Microsoft has used its TechEd conference to hit all the right buttons when it comes to security.
Chief security strategist Scott Charney announced three new plans, which, combined, appear to cover almost all the security concerns that surround the world's biggest software company.
One: Microsoft's confusing array of methods for adding and installing patches to security holes in its products will be simplified from the current eight to two by the end of the year - one for operating systems and one for applications. This will be reduced to just one in time for the release of its new operating system, codenamed Longhorn, in 2004.
Two: It has signed up with Internet giant VeriSign to jointly produce new digital authentication systems (by the end of this year) so security is tightened across networks. This basically amounts to automated digital signature exchanges so people and systems know for certain who they are but without all the hassle. Of course, such a network is not necessarily constrained by geography, so quick secure access anywhere in the world is beckoning.
With digital signatures gradually becoming accepted as legally binding, this could be a vital and important bit of technology for ecommerce as well. And, spying a bandwagon to jump on, Microsoft has pointed out that it would also come in very useful for Wi-Fi networks.
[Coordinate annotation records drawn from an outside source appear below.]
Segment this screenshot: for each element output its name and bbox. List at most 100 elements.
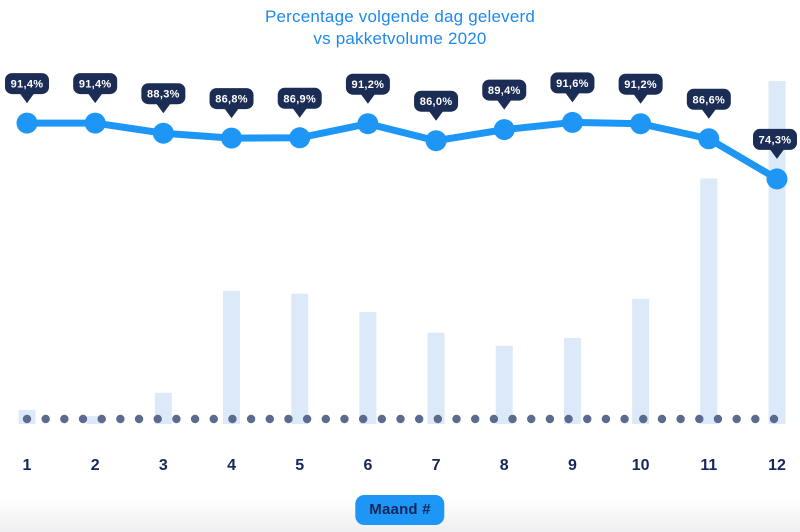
x-tick-label: 8 bbox=[500, 457, 509, 474]
x-tick-label: 12 bbox=[768, 457, 786, 474]
baseline-dot bbox=[583, 414, 592, 424]
tooltip-value-label: 91,2% bbox=[352, 79, 385, 91]
volume-bar bbox=[700, 178, 718, 424]
baseline-dot bbox=[620, 414, 629, 424]
volume-bar bbox=[563, 337, 581, 424]
tooltip-badge bbox=[753, 128, 797, 150]
baseline-dot bbox=[302, 414, 312, 424]
tooltip-value-label: 91,4% bbox=[11, 79, 44, 91]
x-tick-label: 2 bbox=[91, 457, 100, 474]
baseline-dot bbox=[396, 414, 405, 424]
tooltip-badge bbox=[686, 88, 731, 110]
line-point-marker bbox=[357, 113, 379, 135]
line-point-marker bbox=[152, 122, 174, 144]
baseline-dot bbox=[601, 414, 611, 424]
baseline-dot bbox=[452, 414, 461, 424]
line-point-marker bbox=[493, 119, 515, 141]
baseline-dot bbox=[209, 414, 218, 424]
baseline-dot bbox=[190, 414, 200, 424]
tooltip-tail bbox=[360, 94, 375, 104]
x-tick-label: 3 bbox=[159, 457, 168, 474]
percentage-line bbox=[23, 118, 781, 183]
baseline-dot bbox=[340, 414, 349, 424]
line-point-marker bbox=[84, 112, 106, 134]
line-point-marker bbox=[561, 111, 583, 133]
tooltip-tail bbox=[701, 109, 716, 119]
baseline-dot bbox=[60, 414, 69, 424]
tooltip-tail bbox=[429, 111, 444, 121]
baseline-dot bbox=[489, 414, 499, 424]
tooltip-tail bbox=[20, 93, 34, 104]
tooltip-tail bbox=[224, 108, 239, 119]
tooltip-value-label: 91,2% bbox=[624, 79, 657, 91]
x-tick-label: 7 bbox=[432, 457, 441, 474]
combo-chart: 91,4% 91,4% 88,3% 86,8% 86,9% 91,2% 86,0% 89,4%… bbox=[5, 72, 797, 474]
tooltip-badge bbox=[277, 87, 322, 109]
chart-title-line1: Percentage volgende dag geleverd bbox=[264, 7, 536, 26]
volume-bar bbox=[223, 290, 241, 424]
tooltip-value-label: 86,9% bbox=[283, 93, 316, 105]
baseline-dot bbox=[676, 414, 685, 424]
tooltip-tail bbox=[292, 108, 307, 118]
baseline-dot bbox=[134, 414, 144, 424]
volume-bar bbox=[291, 293, 309, 424]
baseline-dot bbox=[433, 414, 443, 424]
baseline-dot bbox=[153, 414, 162, 424]
baseline-dot bbox=[713, 414, 723, 424]
tooltip-tail bbox=[633, 94, 648, 104]
tooltip-badge bbox=[141, 83, 186, 105]
line-point-marker bbox=[698, 128, 720, 150]
volume-bar bbox=[359, 311, 377, 424]
volume-bar bbox=[427, 332, 445, 424]
x-tick-label: 11 bbox=[700, 457, 717, 474]
tooltip-tail bbox=[565, 92, 580, 103]
tooltip-badge bbox=[482, 79, 527, 101]
tooltip-badge bbox=[618, 73, 663, 95]
volume-bar bbox=[86, 416, 104, 424]
x-axis-label: Maand # bbox=[369, 501, 431, 518]
tooltip-value-label: 91,4% bbox=[79, 79, 112, 91]
line-point-marker bbox=[766, 168, 788, 190]
baseline-dot bbox=[732, 414, 741, 424]
line-point-marker bbox=[221, 127, 243, 149]
chart-title-line2: vs pakketvolume 2020 bbox=[313, 29, 487, 48]
baseline-dot bbox=[358, 414, 368, 424]
line-point-marker bbox=[425, 130, 447, 152]
tooltip-badge bbox=[414, 90, 459, 112]
line-point-marker bbox=[289, 127, 311, 149]
baseline-dot bbox=[377, 414, 387, 424]
tooltip-value-label: 88,3% bbox=[147, 89, 180, 101]
x-tick-label: 6 bbox=[363, 457, 372, 474]
x-tick-label: 4 bbox=[227, 457, 236, 474]
tooltip-value-label: 86,6% bbox=[692, 94, 725, 106]
baseline-dot bbox=[22, 414, 32, 424]
baseline-dot bbox=[172, 414, 181, 424]
tooltip-badge bbox=[550, 72, 595, 94]
x-tick-label: 10 bbox=[632, 457, 650, 474]
tooltip-tail bbox=[497, 100, 512, 110]
x-tick-label: 5 bbox=[295, 457, 304, 474]
tooltip-value-label: 86,8% bbox=[215, 94, 248, 106]
baseline-dot bbox=[471, 414, 480, 424]
tooltip-tail bbox=[88, 93, 103, 104]
tooltip-value-label: 89,4% bbox=[488, 85, 521, 97]
tooltip-badge bbox=[345, 73, 390, 95]
baseline-dot bbox=[116, 414, 125, 424]
volume-bar bbox=[768, 81, 786, 424]
baseline-dot bbox=[78, 414, 88, 424]
baseline-dot bbox=[414, 414, 424, 424]
x-axis-label-badge: Maand # bbox=[355, 495, 445, 525]
tooltip-value-label: 86,0% bbox=[420, 96, 453, 108]
tooltip-badge bbox=[209, 88, 254, 110]
baseline-dot bbox=[228, 414, 237, 424]
baseline-dot bbox=[41, 414, 50, 424]
baseline-dot bbox=[564, 414, 573, 424]
baseline-dot bbox=[265, 414, 274, 424]
x-tick-label: 9 bbox=[568, 457, 577, 474]
line-point-marker bbox=[630, 113, 652, 135]
baseline-dot bbox=[246, 414, 256, 424]
baseline-dot bbox=[769, 414, 779, 424]
baseline-dot bbox=[97, 414, 106, 424]
chart-title: Percentage volgende dag geleverd vs pakk… bbox=[0, 6, 800, 50]
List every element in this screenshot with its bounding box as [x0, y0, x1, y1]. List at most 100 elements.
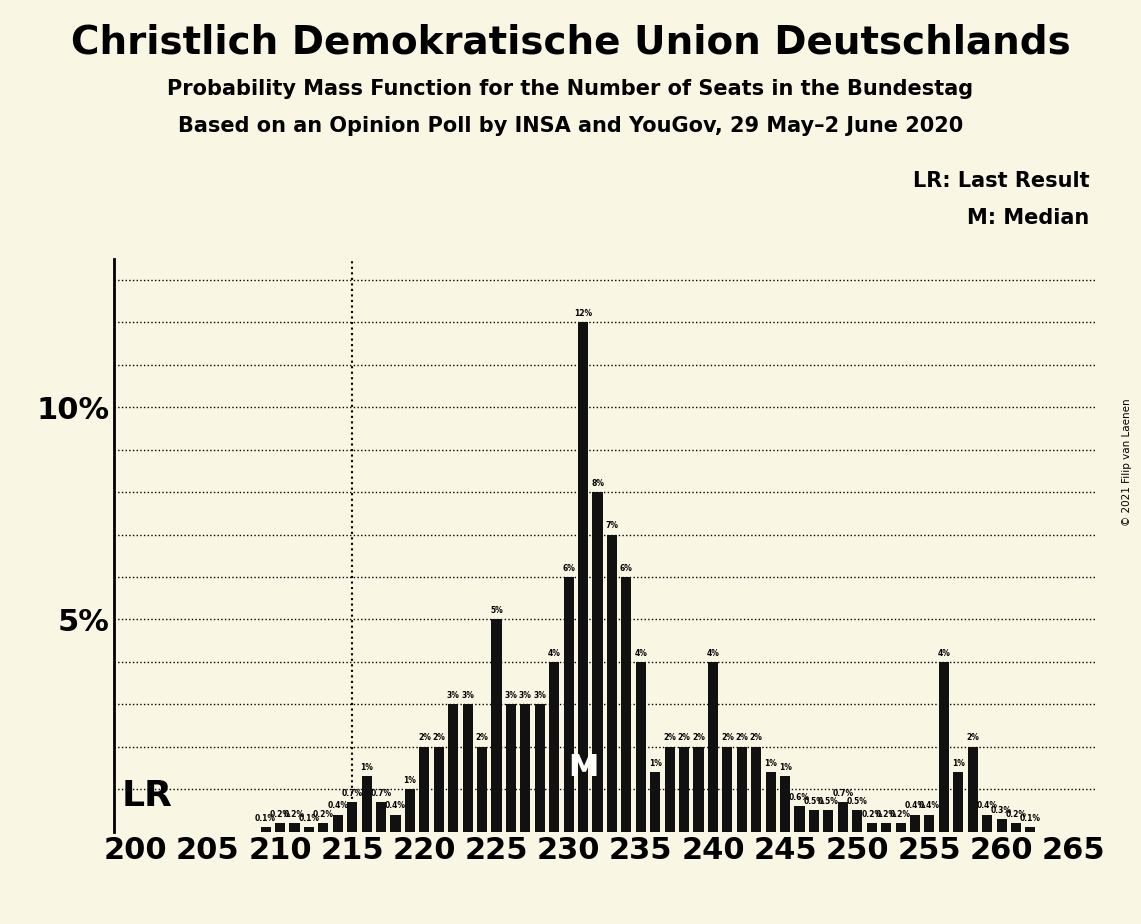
- Bar: [448, 704, 459, 832]
- Text: 4%: 4%: [706, 649, 719, 658]
- Text: 0.4%: 0.4%: [385, 801, 406, 810]
- Text: 0.2%: 0.2%: [269, 809, 291, 819]
- Text: 0.2%: 0.2%: [313, 809, 334, 819]
- Text: 2%: 2%: [432, 734, 445, 743]
- Bar: [362, 776, 372, 832]
- Text: 2%: 2%: [693, 734, 705, 743]
- Bar: [535, 704, 545, 832]
- Bar: [664, 747, 674, 832]
- Bar: [419, 747, 429, 832]
- Bar: [737, 747, 747, 832]
- Text: 0.7%: 0.7%: [832, 789, 853, 797]
- Text: 3%: 3%: [461, 691, 474, 700]
- Bar: [578, 322, 588, 832]
- Text: 0.2%: 0.2%: [284, 809, 305, 819]
- Text: 0.5%: 0.5%: [818, 797, 839, 806]
- Text: 0.2%: 0.2%: [861, 809, 882, 819]
- Text: 0.6%: 0.6%: [790, 793, 810, 802]
- Text: 0.5%: 0.5%: [847, 797, 867, 806]
- Text: 4%: 4%: [634, 649, 647, 658]
- Bar: [924, 815, 934, 832]
- Text: 6%: 6%: [620, 564, 633, 573]
- Bar: [852, 810, 863, 832]
- Bar: [968, 747, 978, 832]
- Bar: [549, 662, 559, 832]
- Bar: [318, 823, 329, 832]
- Text: 0.3%: 0.3%: [992, 806, 1012, 815]
- Text: 1%: 1%: [361, 763, 373, 772]
- Text: 6%: 6%: [563, 564, 575, 573]
- Text: 0.4%: 0.4%: [977, 801, 997, 810]
- Bar: [953, 772, 963, 832]
- Text: 2%: 2%: [721, 734, 734, 743]
- Bar: [982, 815, 993, 832]
- Bar: [679, 747, 689, 832]
- Bar: [333, 815, 342, 832]
- Text: 7%: 7%: [606, 521, 618, 530]
- Bar: [492, 619, 502, 832]
- Bar: [837, 802, 848, 832]
- Text: 1%: 1%: [778, 763, 792, 772]
- Text: 3%: 3%: [519, 691, 532, 700]
- Text: LR: Last Result: LR: Last Result: [913, 171, 1090, 191]
- Text: LR: LR: [121, 779, 172, 812]
- Text: 4%: 4%: [938, 649, 950, 658]
- Text: M: M: [568, 753, 598, 783]
- Text: 0.2%: 0.2%: [890, 809, 911, 819]
- Bar: [1026, 827, 1036, 832]
- Text: 1%: 1%: [952, 759, 964, 768]
- Text: 2%: 2%: [966, 734, 979, 743]
- Bar: [824, 810, 833, 832]
- Text: 0.5%: 0.5%: [803, 797, 825, 806]
- Text: Christlich Demokratische Union Deutschlands: Christlich Demokratische Union Deutschla…: [71, 23, 1070, 61]
- Text: 2%: 2%: [663, 734, 677, 743]
- Bar: [809, 810, 819, 832]
- Bar: [434, 747, 444, 832]
- Text: 1%: 1%: [649, 759, 662, 768]
- Bar: [405, 789, 415, 832]
- Text: 0.7%: 0.7%: [341, 789, 363, 797]
- Text: 1%: 1%: [764, 759, 777, 768]
- Bar: [260, 827, 270, 832]
- Text: 12%: 12%: [574, 310, 592, 318]
- Text: 0.2%: 0.2%: [1005, 809, 1027, 819]
- Text: 0.1%: 0.1%: [1020, 814, 1041, 823]
- Text: 0.1%: 0.1%: [299, 814, 319, 823]
- Text: 3%: 3%: [533, 691, 547, 700]
- Bar: [881, 823, 891, 832]
- Bar: [607, 535, 617, 832]
- Bar: [477, 747, 487, 832]
- Text: 5%: 5%: [491, 606, 503, 615]
- Bar: [347, 802, 357, 832]
- Bar: [636, 662, 646, 832]
- Bar: [780, 776, 791, 832]
- Text: M: Median: M: Median: [968, 208, 1090, 228]
- Bar: [751, 747, 761, 832]
- Text: 8%: 8%: [591, 479, 604, 488]
- Bar: [377, 802, 386, 832]
- Bar: [462, 704, 472, 832]
- Bar: [505, 704, 516, 832]
- Bar: [592, 492, 602, 832]
- Text: 0.7%: 0.7%: [371, 789, 391, 797]
- Text: © 2021 Filip van Laenen: © 2021 Filip van Laenen: [1122, 398, 1132, 526]
- Bar: [622, 577, 631, 832]
- Bar: [390, 815, 400, 832]
- Text: 4%: 4%: [548, 649, 560, 658]
- Bar: [694, 747, 704, 832]
- Bar: [996, 819, 1006, 832]
- Bar: [275, 823, 285, 832]
- Text: 0.4%: 0.4%: [905, 801, 925, 810]
- Text: 2%: 2%: [736, 734, 748, 743]
- Bar: [722, 747, 733, 832]
- Text: 0.4%: 0.4%: [919, 801, 940, 810]
- Bar: [896, 823, 906, 832]
- Text: 3%: 3%: [447, 691, 460, 700]
- Text: Based on an Opinion Poll by INSA and YouGov, 29 May–2 June 2020: Based on an Opinion Poll by INSA and You…: [178, 116, 963, 136]
- Text: 2%: 2%: [418, 734, 431, 743]
- Text: 2%: 2%: [678, 734, 690, 743]
- Text: 0.1%: 0.1%: [256, 814, 276, 823]
- Bar: [1011, 823, 1021, 832]
- Text: Probability Mass Function for the Number of Seats in the Bundestag: Probability Mass Function for the Number…: [168, 79, 973, 99]
- Bar: [909, 815, 920, 832]
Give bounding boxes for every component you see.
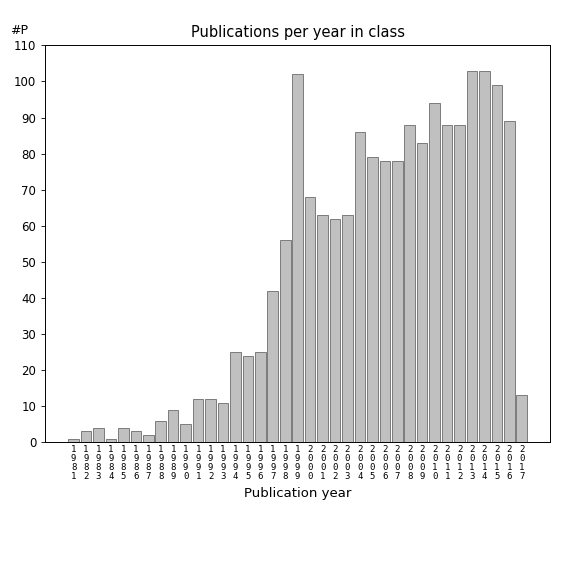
Bar — [492, 85, 502, 442]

They have also argued that digital signatures would help defeat spam, although this may be one bandwagon too far.
And three: Microsoft has announced two security training programmes based on its previous admin and engineer qualifications so people can train up on how to use all this new wonderful kit once it arrives. It has stressed that one exam is an industry recognised standard of competency.
So, as ever with Microsoft, it has pulled off the feat of telling people that all their problems will be solved within the next year/two years. And, of course, everyone has reported it as if it's already happened. It's hard to put a figure on the percentage of promises made by Microsoft it has actually kept because there is always some form of product that does at least some of what they said it would. Often, thanks to the ubiquitous MS evangelising, observers ascribe a product features that MS never said it would have in reality.
The two patch methods rather than eight is a good idea and will happen, if only because with Linux creeping up on Windows, the issue of patching security holes easily and quickly has become more and more important. Windows and Microsoft products in general are targeted by hackers because a) they hate Microsoft and b) Microsoft products are the most widely used and used by the most technically illiterate people.
By providing a faster and more effective patch system, MS can help reduce the argument that Linux is more secure. In fact, following its usual aggressive strategy, Microsoft has subtly started pushing the argument that Linux is just as insecure and buggy but not as targeted by hackers as Microsoft so no one really notices - a wonderful bit of false logic that we can look forward to seeing more frequently soon.
The VeriSign link-up makes good business sense and is another example of why Microsoft still rules the roost. Whether it has to buy another company and use its technology to fulfil the vision remains to be seen.
And of course the training schemes have numerous advantages - people know how to use the kit, they are trained up and so tied-in with Microsoft kit, and people pay money to take them.
All in all, Scott Charney and Bill Gates will be very happy with the performance.